La jeune femme avait entendu les mots que sa mère lui avaient glissés à l’oreille à son arrivée. « Tu attends un bébé, une mère sent ses choses-là. Je suis très heureuse pour toi, contrairement à ton père s’il l’apprend. Ne lui dis rien ». Sa fille lui remit aussi discrètement que possible son adresse dans son corsage…

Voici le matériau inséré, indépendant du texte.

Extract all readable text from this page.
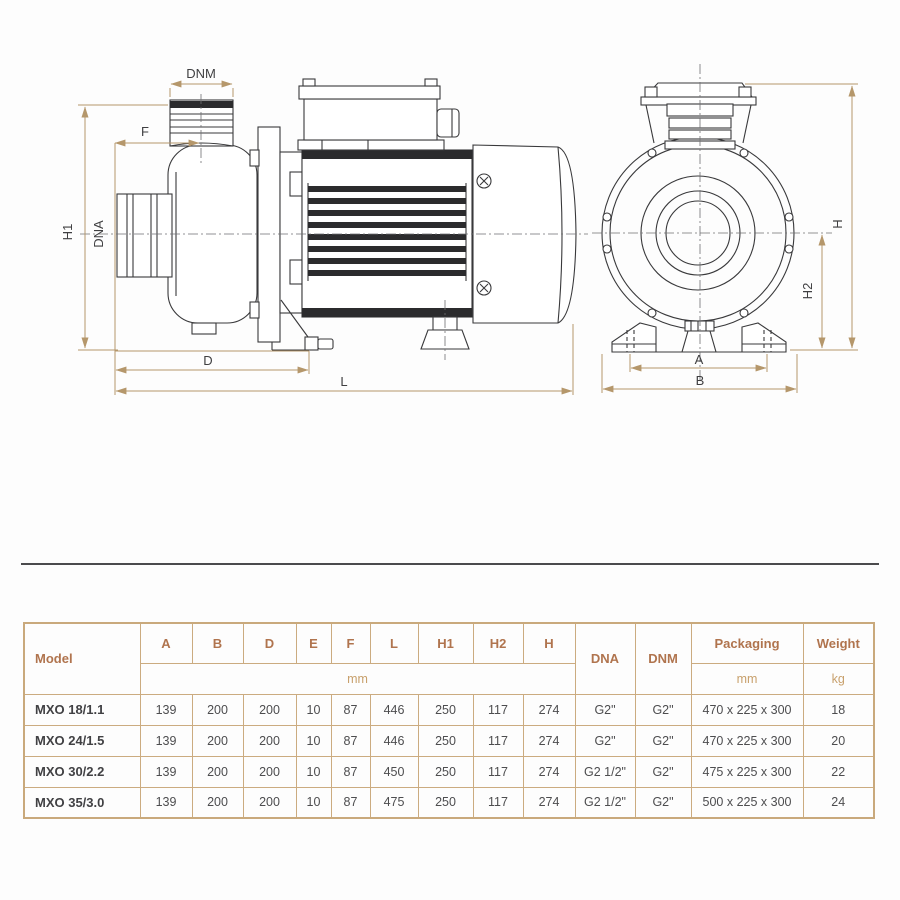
DNM
F
H1 DNA
D
L
A
B
H
H2
Model	A	B	D	E	F	L	H1	H2	H	DNA	DNM	Packaging	Weight
	mm											mm	kg
MXO 18/1.1	139	200	200	10	87	446	250	117	274	G2"	G2"	470 x 225 x 300	18
MXO 24/1.5	139	200	200	10	87	446	250	117	274	G2"	G2"	470 x 225 x 300	20
MXO 30/2.2	139	200	200	10	87	450	250	117	274	G2 1/2"	G2"	475 x 225 x 300	22
MXO 35/3.0	139	200	200	10	87	475	250	117	274	G2 1/2"	G2"	500 x 225 x 300	24
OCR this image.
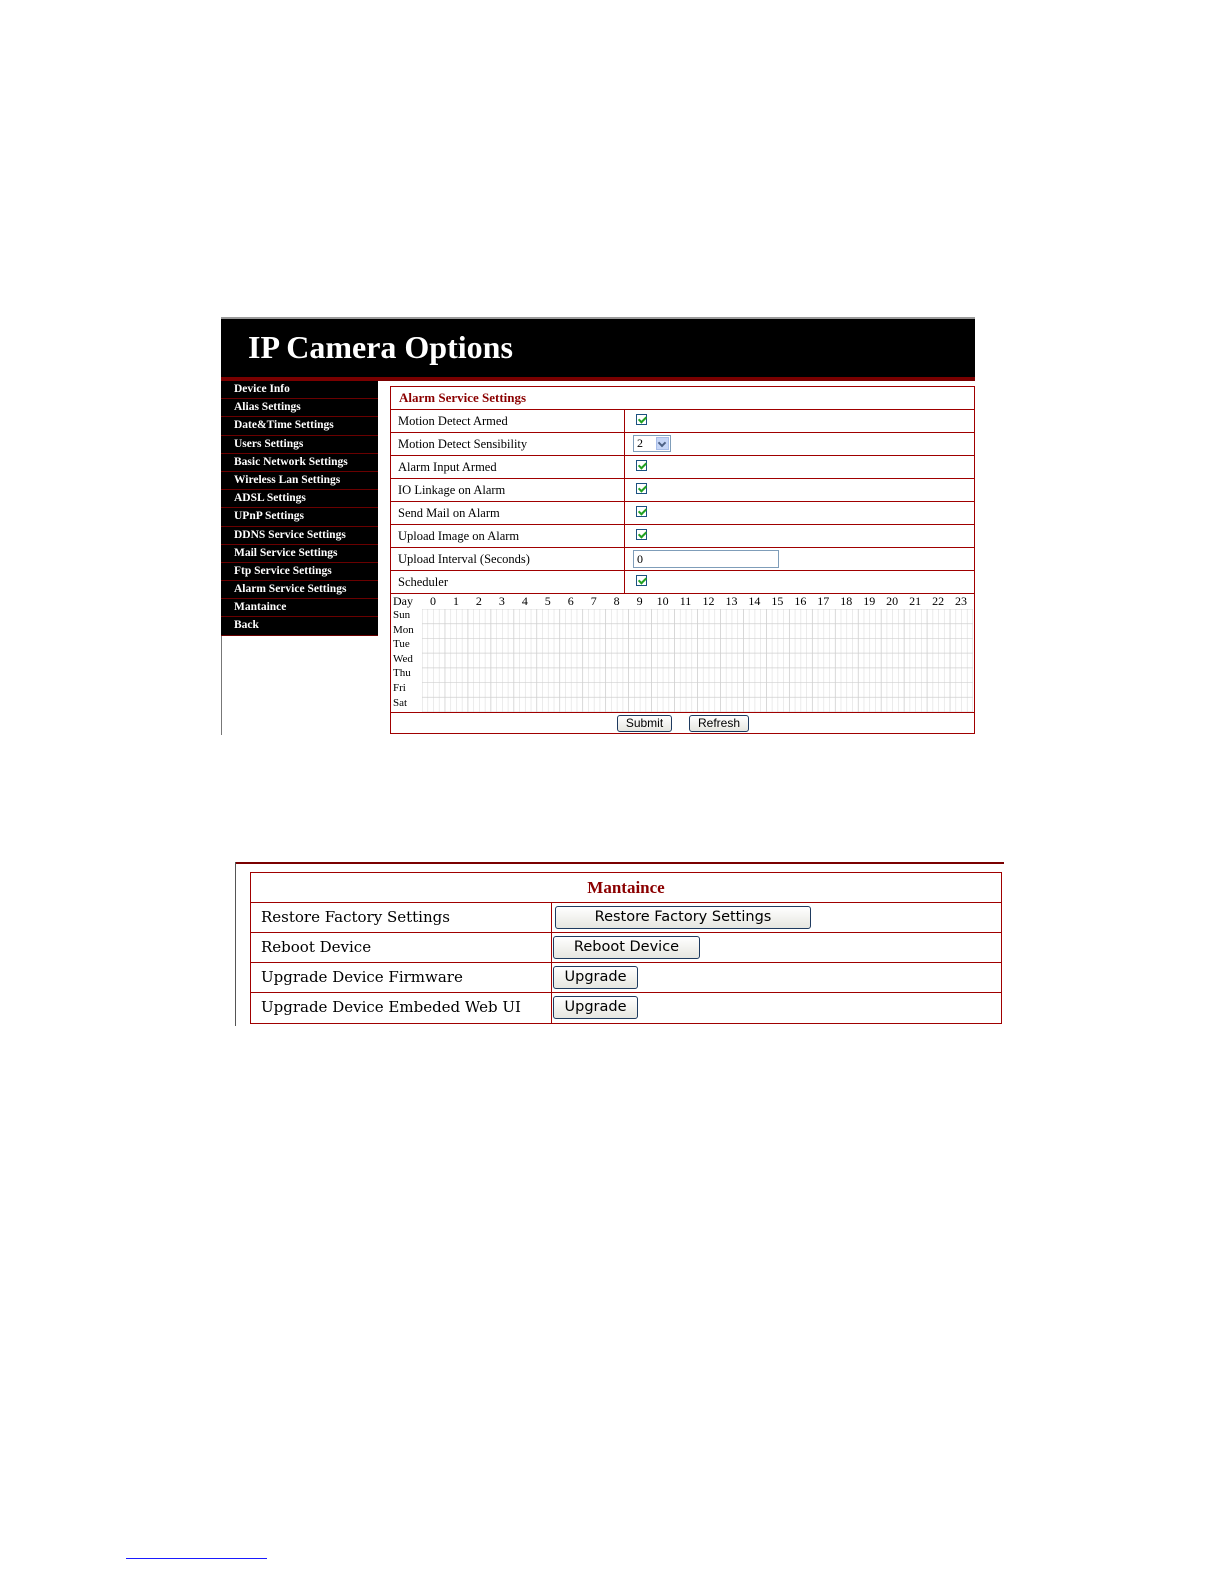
IP Camera Options
Device Info
Alias Settings
Date&Time Settings
Users Settings
Basic Network Settings
Wireless Lan Settings
ADSL Settings
UPnP Settings
DDNS Service Settings
Mail Service Settings
Ftp Service Settings
Alarm Service Settings
Mantaince
Back
Alarm Service Settings
Motion Detect Armed
Motion Detect Sensibility	2
Alarm Input Armed
IO Linkage on Alarm
Send Mail on Alarm
Upload Image on Alarm
Upload Interval (Seconds)	0
Scheduler
Day	0	1	2	3	4	5	6	7	8	9	10 11 12 13 14 15 16 17 18 19 20 21 22 23
Sun
Mon
Tue
Wed
Thu
Fri
Sat
Submit	Refresh
Mantaince
Restore Factory Settings	Restore Factory Settings
Reboot Device	Reboot Device
Upgrade Device Firmware	Upgrade
Upgrade Device Embeded Web UI	Upgrade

Cinq années ont passé. Ella-Dorothy est née et porte le nom de ses deux grands-mères mais Ella est celui de son aïeule maternelle

Il y a quelques mois, la mère de Carolyn lui a annoncé la mort de son père et sa dernière volonté. Sa benjamine ne devait pas être présente. Elle avait respecté malgré elle la dernière exigence de son époux. En retour, sa fille lui promit de venir passer quelques jours au printemps avec Peter et leur fille. Ils arriveraient avec leur première voiture, une Ford Bleue.

Ce jour était arrivé. Mama Ella s’était installée dès l’aube au bout du jardin sur son rocking-chair pour les voir arriver de loin, même si elle savait qu’ils n’arriveraient qu’en début d’après-midi. Elle portait sa tenue du dimanche...

 

Photos – que se passe-t-il sur le côté gauche de la photo ?

De l’autre côté du jardin de Mama Ella se trouve la grande route, celle sur laquelle arrivera dans quelques heures la voiture de sa fille, son gendre et sa petite fille Ella-Dorothy. Des arbres très hauts, des peupliers, bordent ce grand axe, offrant parfois des arrêts pique-nique aux voyageurs. Près de sa maison se situe un carrefour important. Des feux de signalisation régulent le trafic et permettent aux habitants de cette ville de se rendre sans danger dans les commerces et écoles.

Aujourd’hui, la circulation est fluide. Elle espère que ce sera la même chose pour sa fille Carolyn afin que le trajet soit agréable ainsi que la météo. Ici le ciel est bleu, mais au loin, c’est gris. Les heures passent, elle grignote le pique-nique qu’elle s’est préparée. Le soleil brille très fort, la température est très chaude. Elle n’a pas pris de chapeau mais ne veut pas prendre le risque de ne pas les voir arriver en allant le chercher dans sa maison. C’est trop important pour elle. Cette journée, elle l’attend depuis cinq ans. C’est un moment crucial. Elle restera immobile sous ce soleil de plomb pour voir arriver sa p’tite famille. A l’Est, pour le moment, rien de nouveau. Ce sera long, très long avant leur arrivée. Mais elle est patiente, Mama Ella l’a déjà prouvé.